Homocysteine, the MTHFR 677 C→T polymorphism and family history of premature cardiovascular disease
Cardiovascular disease (CVD) is the main cause of premature death in the UK and accounts for 36% of all premature male deaths and 27% of female deaths every year (British Heart Foundation, 2006). Although many risk factors for CVD are known, family history has been identified as being of particular importance in premature CVD (Lloyd-Jones et al., 2004). Recently, it was suggested that an elevated homocysteine (tHcy) may be associated with premature CVD (Homocystiene Studies Collaboration, 2002). The main genetic determinant of tHcy is the common 677 C→T polymorphism, in the enzyme methylenetetrahydrofolate reductase (MTHFR), which is prevalent in approximately 10% of the UK population. Relatively few studies have examined the association between tHcy and premature CVD and hardly any have considered the role of this polymorphism. The aim of this study therefore was to examine the relationships between the MTHFR 677 C→T polymorphism, tHcy and a family history of CVD in patients with established premature CVD. Methods:
An analysis was conducted on medical, lifestyle and family history data collected from patients and age-sex matched controls, recruited through the GENOVIT study in 2003. This case–control study involved n = 404 premature CVD patients and a similar number of age-sex matched controls, all of whom were screened for the TT genotype. A subset of patients (n = 196) and controls (n = 167) provided a blood sample, from which the tHcy concentration was established. Independent sample t-tests were used to determine differences between patients and controls and differences among genotype groups were examined using a one-way analysis of variance, followed by a Tukey's post hoc test. Results:
Plasma tHcy was significantly elevated in patients with a family history of CVD (compared to those without) (P = 0.013).

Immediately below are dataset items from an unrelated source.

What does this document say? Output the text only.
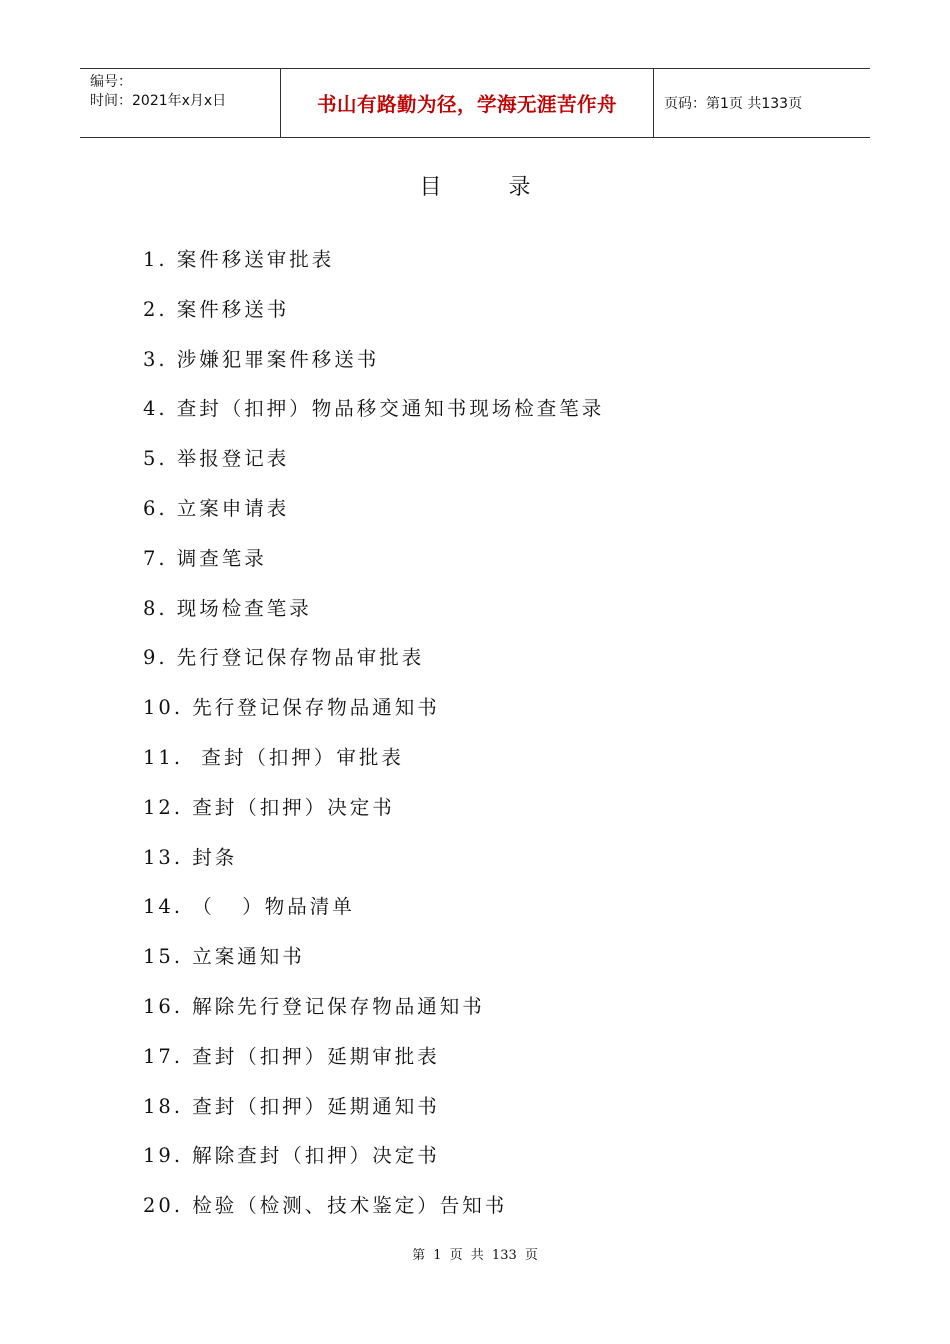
编号：
时间：2021年x月x日	书山有路勤为径，学海无涯苦作舟	页码：第1页 共133页
目 录
1. 案件移送审批表
2. 案件移送书
3. 涉嫌犯罪案件移送书
4. 查封（扣押）物品移交通知书现场检查笔录
5. 举报登记表
6. 立案申请表
7. 调查笔录
8. 现场检查笔录
9. 先行登记保存物品审批表
10. 先行登记保存物品通知书
11.  查封（扣押）审批表
12. 查封（扣押）决定书
13. 封条
14. （   ）物品清单
15. 立案通知书
16. 解除先行登记保存物品通知书
17. 查封（扣押）延期审批表
18. 查封（扣押）延期通知书
19. 解除查封（扣押）决定书
20. 检验（检测、技术鉴定）告知书
第 1 页 共 133 页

A nonsignificant trend towards higher tHcy (compared to those without) was observed in patients with the TT genotype (P = 0.419). Furthermore, specifically in those with the TT genotype, those with a family history of CVD (compared to those without) showed significantly higher tHcy concentrations (P < 0.005). Those with the TT genotype who smoked had significantly higher tHcy (P < 0.05) than the CC and CT genotypes. Discussion:
The findings presented provide evidence to support an association between the MTHFR 677C→T polymorphism, elevated homocysteine and family history of premature CVD. Given that dietary levels of riboflavin have been shown to lower homocysteine specifically in individuals with the TT genotype (McNulty et al., 2006), these results have implications for the dietary management of premature CVD in those individuals with a genetic predisposition for elevated tHcy. In conclusion, further research in larger cohort numbers, regarding the correlation between family history, tHcy and the MTHFR polymorphism, would be beneficial for establishing their cause and effect relationship. References
British Heart Foundation (2006) All Deaths and Deaths Under 75 by Cause and Sex, 2005, England, Wales, Scotland, N Ireland and United Kingdom. Available at http://www.bhf.org.uk/research_health_professionals/resources/heart_statistics.aspx.

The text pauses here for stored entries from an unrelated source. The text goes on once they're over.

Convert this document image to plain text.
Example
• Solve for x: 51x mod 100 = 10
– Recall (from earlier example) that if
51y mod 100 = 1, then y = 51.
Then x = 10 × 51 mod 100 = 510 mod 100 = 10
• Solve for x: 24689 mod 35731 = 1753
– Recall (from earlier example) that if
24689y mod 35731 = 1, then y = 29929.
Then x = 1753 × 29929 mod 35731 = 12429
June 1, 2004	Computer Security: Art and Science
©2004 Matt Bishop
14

Homocystine Studies Collaboration (2002) Homocysteine and the risk of ishaemic heart disease and stroke. JAMA288, 2015–2022.

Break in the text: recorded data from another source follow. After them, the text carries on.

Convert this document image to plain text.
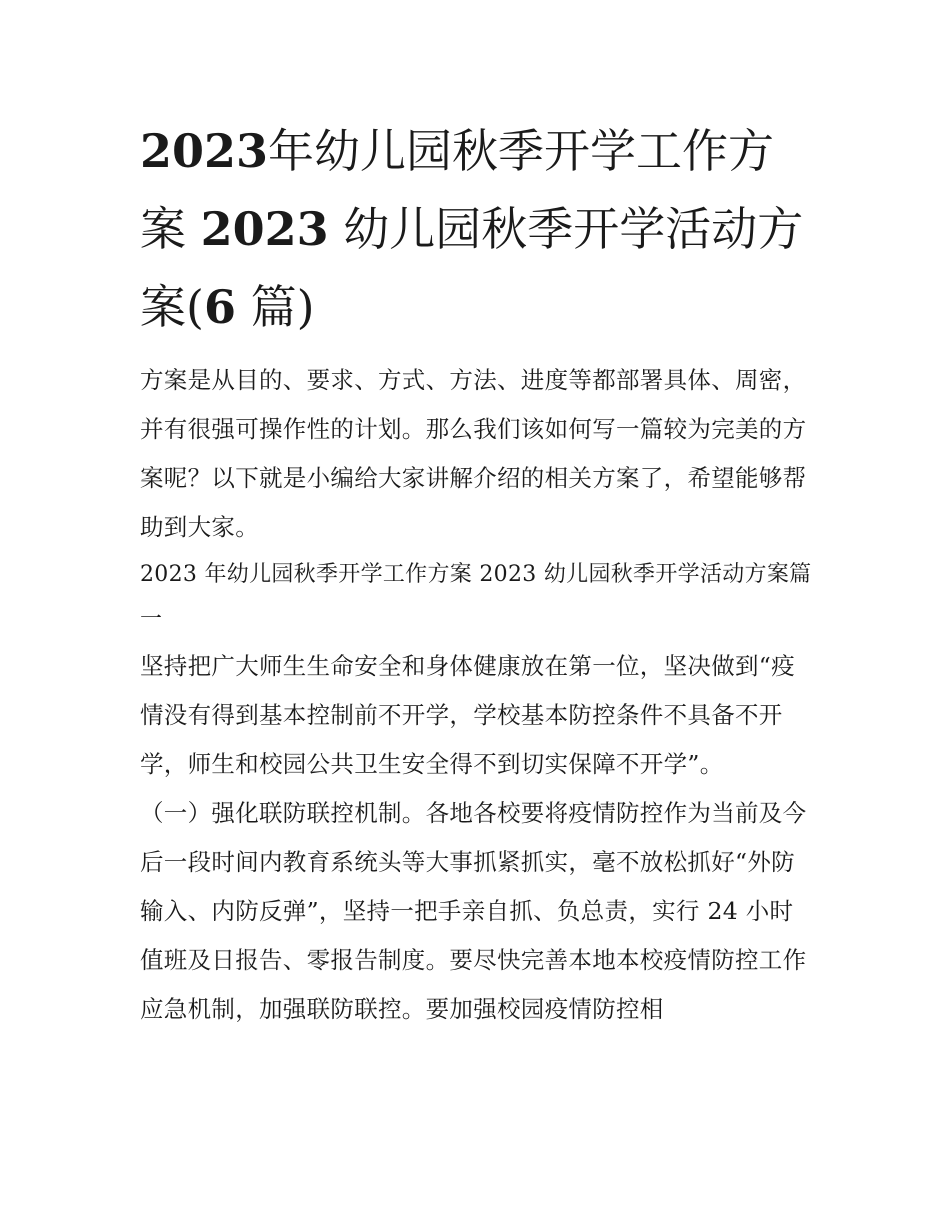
2023年幼儿园秋季开学工作方案 2023 幼儿园秋季开学活动方案(6 篇)

方案是从目的、要求、方式、方法、进度等都部署具体、周密，并有很强可操作性的计划。那么我们该如何写一篇较为完美的方案呢？以下就是小编给大家讲解介绍的相关方案了，希望能够帮助到大家。

2023 年幼儿园秋季开学工作方案 2023 幼儿园秋季开学活动方案篇一

坚持把广大师生生命安全和身体健康放在第一位，坚决做到“疫情没有得到基本控制前不开学，学校基本防控条件不具备不开学，师生和校园公共卫生安全得不到切实保障不开学”。

（一）强化联防联控机制。各地各校要将疫情防控作为当前及今后一段时间内教育系统头等大事抓紧抓实，毫不放松抓好“外防输入、内防反弹”，坚持一把手亲自抓、负总责，实行 24 小时值班及日报告、零报告制度。要尽快完善本地本校疫情防控工作应急机制，加强联防联控。要加强校园疫情防控相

Llyod-Jones, D.M., Nam, B.H., D’Agostino, R.B., Levy, D., Murabito, J.M., Wang, T.J., Wilson, P.W. & O’Donnell, C.J. (2004) Parental cardiovascular disease as a risk factor for cardiovascular disease in middle-aged adults, a prospective study of parents and offspring. JAMA291, 2204–2211.
McNulty, H., Dowey le, R.C., Strain, J.J., Dunne, A., Ward, M., Molloy, A.M., McAnena. L.B., Hughes, J.P., Hannon-Fletcher, M. & Scott, J.M. Riboflavin lowers homocysteine in individuals homozygous for the MTHFR 677C->T polymorphism. Circulation113, 74–80.